Duane Michals
[Photographer, b. 1932, McKeesport, Pennsylvania, lives in New York.]

 I never photograph sunsets and I never photograph moonrises. I’m not interested in what things look like. 
 The camera is like a typewriter, in the sense in which you can use the machine to write a love letter, a book, or a business memo. 
 Most portraits are lies. People are rarely what they appear to be, especially in front of a camera. You might know me your entire lifetime and never reveal yourself to me. To interpret wrinkles as character is insult not insight. 
 What’s important to me is the idea. It doesn’t have to be a perfect, Ansel Adams,‘f64’ picture. 
 Get Weston off your back, forget Arbus, Frank, Adams, White, don’t look at photographs. Kill the Buddha. 
 You can never capture a person in picture, never. You might get an interesting expression or gesture. I almost never research a picture subject ahead of time. I think Karsh is full of baloney. Can you imagine spending a whole week out in La Jolla with Jonas Salk soaking up his ambiance, then wind up making him look as if he’s in the studio in Ottawa with his thumb under his chin? 

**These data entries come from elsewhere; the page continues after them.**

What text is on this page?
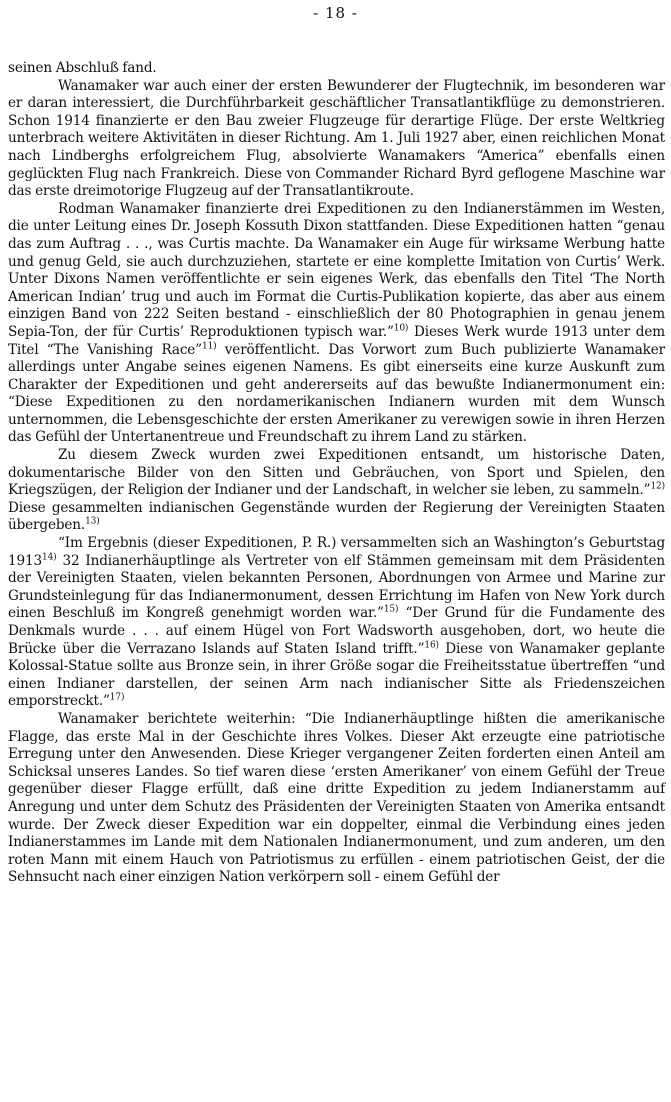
- 18 -

seinen Abschluß fand.

Wanamaker war auch einer der ersten Bewunderer der Flugtechnik, im besonderen war er daran interessiert, die Durchführbarkeit geschäftlicher Transatlantikflüge zu demonstrieren. Schon 1914 finanzierte er den Bau zweier Flugzeuge für derartige Flüge. Der erste Weltkrieg unterbrach weitere Aktivitäten in dieser Richtung. Am 1. Juli 1927 aber, einen reichlichen Monat nach Lindberghs erfolgreichem Flug, absolvierte Wanamakers “America” ebenfalls einen geglückten Flug nach Frankreich. Diese von Commander Richard Byrd geflogene Maschine war das erste dreimotorige Flugzeug auf der Transatlantikroute.

Rodman Wanamaker finanzierte drei Expeditionen zu den Indianerstämmen im Westen, die unter Leitung eines Dr. Joseph Kossuth Dixon stattfanden. Diese Expeditionen hatten “genau das zum Auftrag . . ., was Curtis machte. Da Wanamaker ein Auge für wirksame Werbung hatte und genug Geld, sie auch durchzuziehen, startete er eine komplette Imitation von Curtis’ Werk. Unter Dixons Namen veröffentlichte er sein eigenes Werk, das ebenfalls den Titel ‘The North American Indian’ trug und auch im Format die Curtis-Publikation kopierte, das aber aus einem einzigen Band von 222 Seiten bestand - einschließlich der 80 Photographien in genau jenem Sepia-Ton, der für Curtis’ Reproduktionen typisch war.”$^{10)}$ Dieses Werk wurde 1913 unter dem Titel “The Vanishing Race”$^{11)}$ veröffentlicht. Das Vorwort zum Buch publizierte Wanamaker allerdings unter Angabe seines eigenen Namens. Es gibt einerseits eine kurze Auskunft zum Charakter der Expeditionen und geht andererseits auf das bewußte Indianermonument ein: “Diese Expeditionen zu den nordamerikanischen Indianern wurden mit dem Wunsch unternommen, die Lebensgeschichte der ersten Amerikaner zu verewigen sowie in ihren Herzen das Gefühl der Untertanentreue und Freundschaft zu ihrem Land zu stärken.

Zu diesem Zweck wurden zwei Expeditionen entsandt, um historische Daten, dokumentarische Bilder von den Sitten und Gebräuchen, von Sport und Spielen, den Kriegszügen, der Religion der Indianer und der Landschaft, in welcher sie leben, zu sammeln.”$^{12)}$ Diese gesammelten indianischen Gegenstände wurden der Regierung der Vereinigten Staaten übergeben.$^{13)}$

“Im Ergebnis (dieser Expeditionen, P. R.) versammelten sich an Washington’s Geburtstag 1913$^{14)}$ 32 Indianerhäuptlinge als Vertreter von elf Stämmen gemeinsam mit dem Präsidenten der Vereinigten Staaten, vielen bekannten Personen, Abordnungen von Armee und Marine zur Grundsteinlegung für das Indianermonument, dessen Errichtung im Hafen von New York durch einen Beschluß im Kongreß genehmigt worden war.”$^{15)}$ “Der Grund für die Fundamente des Denkmals wurde . . . auf einem Hügel von Fort Wadsworth ausgehoben, dort, wo heute die Brücke über die Verrazano Islands auf Staten Island trifft.”$^{16)}$ Diese von Wanamaker geplante Kolossal-Statue sollte aus Bronze sein, in ihrer Größe sogar die Freiheitsstatue übertreffen “und einen Indianer darstellen, der seinen Arm nach indianischer Sitte als Friedenszeichen emporstreckt.”$^{17)}$

Wanamaker berichtete weiterhin: “Die Indianerhäuptlinge hißten die amerikanische Flagge, das erste Mal in der Geschichte ihres Volkes. Dieser Akt erzeugte eine patriotische Erregung unter den Anwesenden. Diese Krieger vergangener Zeiten forderten einen Anteil am Schicksal unseres Landes. So tief waren diese ‘ersten Amerikaner’ von einem Gefühl der Treue gegenüber dieser Flagge erfüllt, daß eine dritte Expedition zu jedem Indianerstamm auf Anregung und unter dem Schutz des Präsidenten der Vereinigten Staaten von Amerika entsandt wurde. Der Zweck dieser Expedition war ein doppelter, einmal die Verbindung eines jeden Indianerstammes im Lande mit dem Nationalen Indianermonument, und zum anderen, um den roten Mann mit einem Hauch von Patriotismus zu erfüllen - einem patriotischen Geist, der die Sehnsucht nach einer einzigen Nation verkörpern soll - einem Gefühl der
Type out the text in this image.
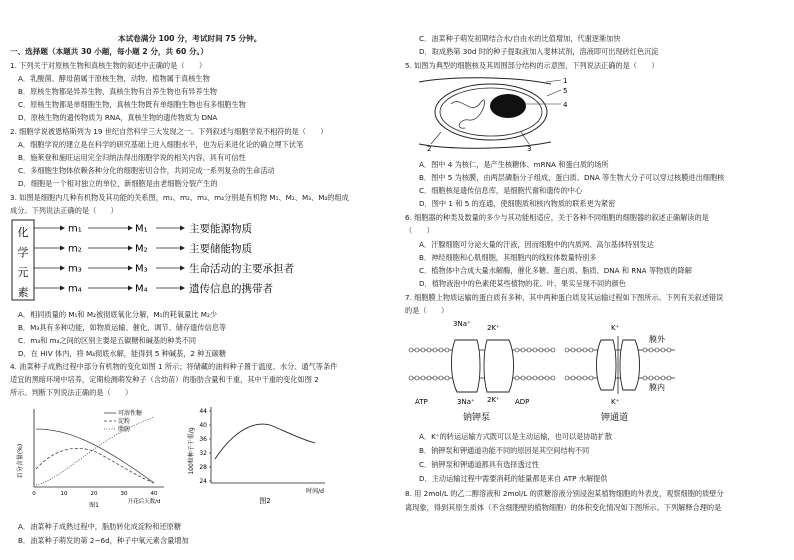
本试卷满分 100 分，考试时间 75 分钟。
一、选择题（本题共 30 小题，每小题 2 分，共 60 分。）
1. 下列关于对原核生物和真核生物的叙述中正确的是（　　）
A．乳酸菌、酵母菌属于原核生物，动物、植物属于真核生物
B．原核生物都是异养生物，真核生物有自养生物也有异养生物
C．原核生物都是单细胞生物，真核生物既有单细胞生物也有多细胞生物
D．原核生物的遗传物质为 RNA，真核生物的遗传物质为 DNA
2. 细胞学说被恩格斯列为 19 世纪自然科学三大发现之一。下列叙述与细胞学说不相符的是（　　）
A．细胞学说的建立是在科学的研究基础上进入细胞水平，也为后来进化论的确立埋下伏笔
B．施莱登和施旺运用完全归纳法得出细胞学说的相关内容，具有可信性
C．多细胞生物体依赖各种分化的细胞密切合作，共同完成一系列复杂的生命活动
D．细胞是一个相对独立的单位，新细胞是由老细胞分裂产生的
3. 如图是细胞内几种有机物及其功能的关系图，m₁、m₂、m₃、m₄分别是有机物 M₁、M₂、M₃、M₄的组成
成分。下列说法正确的是（　　）
化
学
元
素
m₁	M₁	主要能源物质
m₂	M₂	主要储能物质
m₃	M₃	生命活动的主要承担者
m₄	M₄	遗传信息的携带者
A．相同质量的 M₁和 M₂被彻底氧化分解，M₁的耗氧量比 M₂少
B．M₃具有多种功能，如物质运输、催化、调节、储存遗传信息等
C．m₃和 m₄之间的区别主要是五碳糖和碱基的种类不同
D．在 HIV 体内，将 M₄彻底水解，能得到 5 种碱基，2 种五碳糖
4. 油菜种子成熟过程中部分有机物的变化如图 1 所示；将储藏的油料种子置于温度、水分、通气等条件
适宜的黑暗环境中培养，定期检测萌发种子（含幼苗）的脂肪含量和干重，其中干重的变化如图 2
所示。判断下列说法正确的是（　　）
百分含量(%)
可溶性糖
淀粉
脂肪
0	10	20	30	40
开花后天数/d
图1
100粒种子干重/g
44
40
36
32
28
24
时间/d
图2
A．油菜种子成熟过程中，脂肪转化成淀粉和还原糖
B．油菜种子萌发的第 2~6d，种子中氧元素含量增加
C．油菜种子萌发初期结合水/自由水的比值增加，代谢逐渐加快
D．取成熟第 30d 时的种子提取液加入斐林试剂，溶液即可出现砖红色沉淀
5. 如图为典型的细胞核及其周围部分结构的示意图，下列说法正确的是（　　）
1
2	3
4
5
A．图中 4 为核仁，是产生核糖体、mRNA 和蛋白质的场所
B．图中 5 为核膜，由两层磷脂分子组成，蛋白质、DNA 等生物大分子可以穿过核膜进出细胞核
C．细胞核是遗传信息库，是细胞代谢和遗传的中心
D．图中 1 和 5 的连通，使细胞质和核内物质的联系更为紧密
6. 细胞器的种类及数量的多少与其功能相适应，关于各种不同细胞的细胞器的叙述正确解读的是
（　　）
A．汗腺细胞可分泌大量的汗液，因而细胞中的内质网、高尔基体特别发达
B．神经细胞和心肌细胞，其细胞内的线粒体数量特别多
C．植物体中合成大量水解酶，催化多糖、蛋白质、脂质、DNA 和 RNA 等物质的降解
D．植物液泡中的色素使某些植物的花、叶、果实呈现不同的颜色
7. 细胞膜上物质运输的蛋白质有多种，其中两种蛋白质及其运输过程如下图所示。下列有关叙述错误
的是（　　）
3Na⁺ 2K⁺
3Na⁺ 2K⁺
ATP	ADP
钠钾泵
K⁺
K⁺
膜外
膜内
钾通道
A．K⁺的转运运输方式既可以是主动运输，也可以是协助扩散
B．钠钾泵和钾通道功能不同的原因是其空间结构不同
C．钠钾泵和钾通道都具有选择透过性
D．主动运输过程中需要消耗的能量都是来自 ATP 水解提供
8. 用 2mol/L 的乙二醇溶液和 2mol/L 的蔗糖溶液分别浸泡某植物细胞的外表皮，观察细胞的质壁分
离现象，得到其原生质体（不含细胞壁的植物细胞）的体积变化情况如下图所示。下列解释合理的是
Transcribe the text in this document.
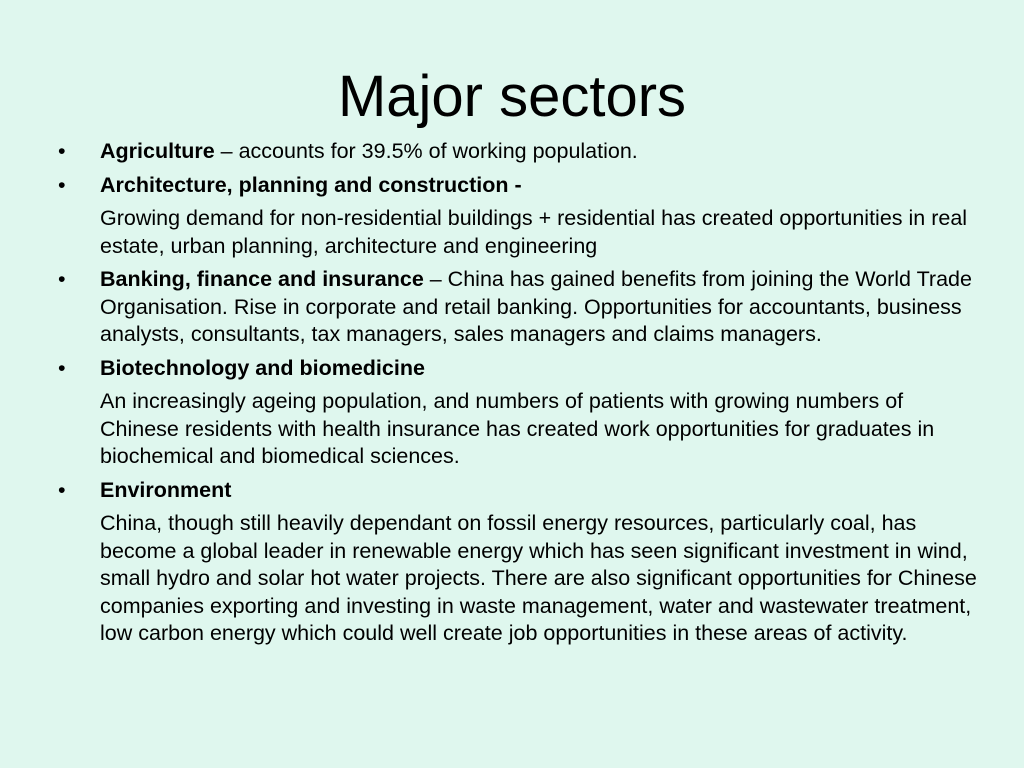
Major sectors
•	Agriculture – accounts for 39.5% of working population.
•	Architecture, planning and construction -
Growing demand for non-residential buildings + residential has created opportunities in real estate, urban planning, architecture and engineering
•	Banking, finance and insurance – China has gained benefits from joining the World Trade Organisation. Rise in corporate and retail banking. Opportunities for accountants, business analysts, consultants, tax managers, sales managers and claims managers.
•	Biotechnology and biomedicine
An increasingly ageing population, and numbers of patients with growing numbers of Chinese residents with health insurance has created work opportunities for graduates in biochemical and biomedical sciences.
•	Environment
China, though still heavily dependant on fossil energy resources, particularly coal, has become a global leader in renewable energy which has seen significant investment in wind, small hydro and solar hot water projects. There are also significant opportunities for Chinese companies exporting and investing in waste management, water and wastewater treatment, low carbon energy which could well create job opportunities in these areas of activity.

 I believe in the invisible. I do not believe in the definitive reality of things around us. For me, reality is the intuition and the imagination and the quiet voice inside my head that says: isn’t that extraordinary? The things in our lives are the shadows of reality, just as we ourselves are shadows. 
 I believe in the imagination. What I cannot see is infinitely more important than what I can see.